Отсидев «от звонка до звонка», в 1956 году Лев Гумилёв возвращается в Ленинград. Директор Эрмитажа М.И.Артамонов взял Льва Николаевича библиотекарем «на ставку беременных и больных», несмотря на негласное указание не брать того на работу. Работая  библиотекарем, Гумилёв завершил работу над докторской диссертацией «Древние тюрки» и защитил её. В тот период Гумилёв, как обычно, очень много работал. Тогда-то он и  оформил диссертацию в книгу «Древние тюрки», которую напечатали только потому, что нужно было как-то возражать против территориальных притязаний Китая, и как таковая книга Льва Гумилева в этом противостоянии сыграла решающую роль. «Китайцы меня предали анафеме, а от территориальных притязаний на Монголию, Среднюю Азию и Сибирь отказались», — писал позже Лев Николаевич.

Счастливое время

После этого ректор ЛГУ член-корреспондент А.Д.Александров пригласил Гумилёва на работу в Научно-исследовательский институт географии при ЛГУ, где он проработал до 1986 года, до выхода на пенсию — сперва научным работником, потом — старшим научным работником. «Это было мое самое большое счастье в жизни, — писал Гумилев в своих мемуарах, — потому что географы, в отличие от историков, и особенно востоковедов, меня не обижали». Перед выходом на пенсию его перевели в ведущие научные сотрудники. Кроме работы в НИИ он вел курс лекций в ЛГУ по «Народоведению». Потом он написал книгу «Поиски вымышленного царства» о царстве пресвитера Иоанна, которое, по его утверждению, было ложно, выдумано, и нажил себе врагов и неприятелей из стана  оппонентов.  В этом довольно познавательном даже для обывателя труде он постарался показать, как в исторических источниках можно отличать правду ото лжи.

Сыновний долг

С 1959 года его труды начали печататься небольшими тиражами, в основном, в составе сборников научных трудов.  «Этот последний период моей жизни был для меня очень приятным в научном отношении, — писал он — когда я написал свои основные работы по палеоклимату, по отдельным частным историям Центральной Азии, по этногенезу…».

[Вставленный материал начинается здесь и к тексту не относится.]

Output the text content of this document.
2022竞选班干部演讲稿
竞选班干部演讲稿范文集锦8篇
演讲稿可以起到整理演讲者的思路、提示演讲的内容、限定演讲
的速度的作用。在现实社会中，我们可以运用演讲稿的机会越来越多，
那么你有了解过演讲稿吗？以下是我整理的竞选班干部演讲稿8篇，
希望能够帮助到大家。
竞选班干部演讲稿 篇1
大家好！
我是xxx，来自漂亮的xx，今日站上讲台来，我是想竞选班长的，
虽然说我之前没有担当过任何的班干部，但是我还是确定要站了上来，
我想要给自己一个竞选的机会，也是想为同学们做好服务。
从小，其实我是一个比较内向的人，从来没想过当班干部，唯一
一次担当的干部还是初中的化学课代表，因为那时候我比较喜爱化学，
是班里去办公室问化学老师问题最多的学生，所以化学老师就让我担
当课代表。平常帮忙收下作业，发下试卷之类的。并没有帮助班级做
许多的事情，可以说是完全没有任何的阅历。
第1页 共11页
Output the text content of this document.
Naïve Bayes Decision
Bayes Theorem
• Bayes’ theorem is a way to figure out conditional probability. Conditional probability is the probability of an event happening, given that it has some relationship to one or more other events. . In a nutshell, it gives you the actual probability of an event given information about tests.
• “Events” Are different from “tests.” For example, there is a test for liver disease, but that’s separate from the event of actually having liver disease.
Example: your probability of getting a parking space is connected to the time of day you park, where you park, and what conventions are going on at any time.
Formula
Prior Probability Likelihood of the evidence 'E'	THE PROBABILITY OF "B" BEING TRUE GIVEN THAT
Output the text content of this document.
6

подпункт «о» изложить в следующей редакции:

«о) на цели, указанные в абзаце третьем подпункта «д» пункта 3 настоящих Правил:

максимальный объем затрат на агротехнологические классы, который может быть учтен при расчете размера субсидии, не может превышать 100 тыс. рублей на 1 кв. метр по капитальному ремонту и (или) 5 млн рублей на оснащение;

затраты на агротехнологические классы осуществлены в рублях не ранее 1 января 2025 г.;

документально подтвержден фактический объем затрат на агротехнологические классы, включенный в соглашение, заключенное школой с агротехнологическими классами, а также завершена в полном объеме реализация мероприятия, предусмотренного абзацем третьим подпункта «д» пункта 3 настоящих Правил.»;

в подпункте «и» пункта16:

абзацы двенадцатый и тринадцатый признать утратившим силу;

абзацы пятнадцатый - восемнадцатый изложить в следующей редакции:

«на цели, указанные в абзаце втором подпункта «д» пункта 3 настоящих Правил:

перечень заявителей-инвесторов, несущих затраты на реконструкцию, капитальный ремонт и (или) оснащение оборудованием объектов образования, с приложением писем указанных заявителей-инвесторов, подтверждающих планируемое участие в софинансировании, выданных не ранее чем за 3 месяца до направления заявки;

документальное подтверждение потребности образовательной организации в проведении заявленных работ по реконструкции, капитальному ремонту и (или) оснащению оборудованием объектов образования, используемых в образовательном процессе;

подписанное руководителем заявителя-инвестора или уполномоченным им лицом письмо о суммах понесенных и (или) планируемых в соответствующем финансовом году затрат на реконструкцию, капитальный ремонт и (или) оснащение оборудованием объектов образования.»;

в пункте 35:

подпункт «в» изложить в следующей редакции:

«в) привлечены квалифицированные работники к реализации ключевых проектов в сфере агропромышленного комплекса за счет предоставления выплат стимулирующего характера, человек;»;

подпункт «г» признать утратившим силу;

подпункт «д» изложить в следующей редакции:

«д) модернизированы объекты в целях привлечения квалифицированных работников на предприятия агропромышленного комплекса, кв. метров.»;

В 1966 году скончалась его мать Анна Ахматова, с которой у них никогда не было особой близости, а последние пять лет перед ее смертью ни он, ни мать вообще не интересовались делами друг друга. Мало того, последняя их ссора произошла в 1961 году на почве его диссертации: Анна Андреевна категорически не хотела, чтобы он становился доктором исторических наук, и даже выгнала его из дома.  Тем не менее, смерть матери стала для Льва потрясением. «Я выполнил свой долг, — писал он в мемуарах, —  похоронил ее по нашим русским обычаям, соорудил памятник на те деньги, которые остались мне в наследство от нее на книжке, доложив те, которые были у меня — гонорар за книжку «Хунну».

Вторая докторская

В 1974 году Гумилёв защитил вторую докторскую диссертацию, на этот раз по географическим наукам, которую ВАК не утвердил по причине того, что «она выше докторской, поэтому и не докторская». Эта работа, известная под названием «Этногенез и биосфера Земли», спустя 15 лет в 1989 году вышла отдельной книгой и была раскуплена в течение одного-двух дней прямо со склада издательства ЛГУ.

 

Большим упущением для науки был тот факт, что заслуги Льва Гумилёва как в области научных исследований, так и в педагогической деятельности весь советский период упорно игнорировались. Это было одной из причин того, что Гумилёв не был удостоен даже звания профессора или каких-либо правительственных наград и почётных званий, хотя многие его научные работы в буквальном смысле опережают время даже сегодня.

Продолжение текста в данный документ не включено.